En un notable enfrentamiento legal entre la startup de inteligencia artificial Midjourney y tres de los estudios cinematográficos más prominentes de Hollywood, la disputa ha alcanzado nuevos niveles de complejidad. Midjourney busca que estos estudios revelen cómo emplean ellos mismos la inteligencia artificial en su producción e innovación.
El trasfondo de este conflicto se remonta a una demanda presentada por Disney y Universal, quienes acusaron a Midjourney de infringir derechos de autor. Los estudios argumentan que los modelos de generación de imágenes de la startup son capaces de crear representaciones de personajes icónicos como Bart Simpson y Darth Vader, cuya propiedad les pertenece. Posteriormente, Warner Bros. se unió a la contienda al presentar su propia demanda por motivos similares.
Midjourney defiende su postura basándose en la “fair use” o uso justo, alegando que el entrenamiento de sus modelos con imágenes de personajes protegidos es legal dentro de ciertas limitaciones. La controversia actual reside en la documentación que los estudios están obligados a presentar durante el proceso de descubrimiento. Un tribunal ya había decidido que los estudios deberían proporcionar información sobre su uso de inteligencia artificial, pero solo en relación con imágenes y videos destinados al público.
En una reciente presentación judicial, Midjourney se propone desafiar esta restricción, argumentando que permite a los estudios seleccionar documentos que solo fortalezcan su posición sobre daños al mercado, mientras que priva a Midjourney de acceder a pruebas que podrían respaldar su defensa. La startup sostiene que los documentos que los estudios se niegan a entregar podrían demostrar si, en privado, están desarrollando modelos de generación de imágenes para su propio uso, lo que podría indicar una práctica común dentro de la industria de utilizar contenido protegido sin licencia.
Adicionalmente, Midjourney solicita que los estudios revelen todos los prompts que utilizaron en su plataforma, así como los resultados generados, en lugar de limitarse a aquellos que produjeron imágenes presuntamente infractoras.
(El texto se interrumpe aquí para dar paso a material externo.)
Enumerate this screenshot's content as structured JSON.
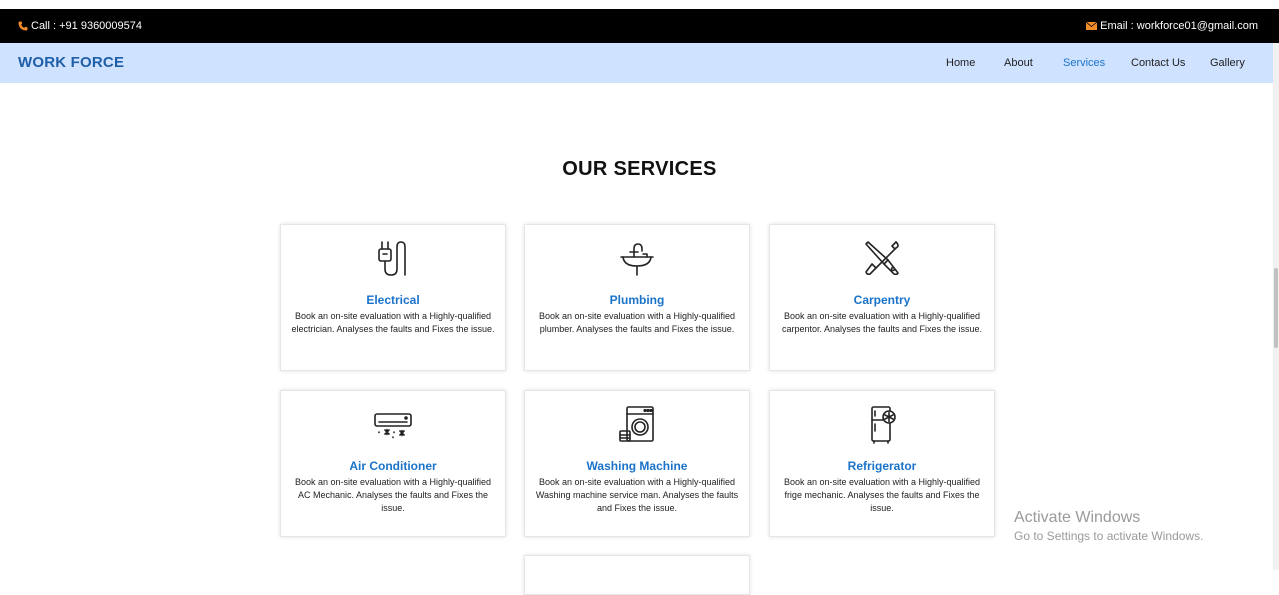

La representación legal de los estudios ha calificado la solicitud de Midjourney como una búsqueda excesiva de información que no busca un entendimiento genuino, sino más bien avanzar en su propia causa.
El abogado principal de los estudios, David Singer, ha destacado que su intención no es frenar el avance de la inteligencia artificial ni cerrar el negocio de Midjourney, sino más bien solicitar que se detenga la reproducción de sus propiedades sin la debida autorización, así como el uso de sus personajes célebres en obras derivadas.
El caso sigue en desarrollo, reflejando no solo la lucha entre la tecnología emergente y los derechos de propiedad intelectual, sino también las técnicas que los actores de la industria deben considerar en un panorama mediático cada vez más digitalizado. Esta situación plantea interrogantes críticas sobre el futuro de la creación artística y los límites del uso de material protegido.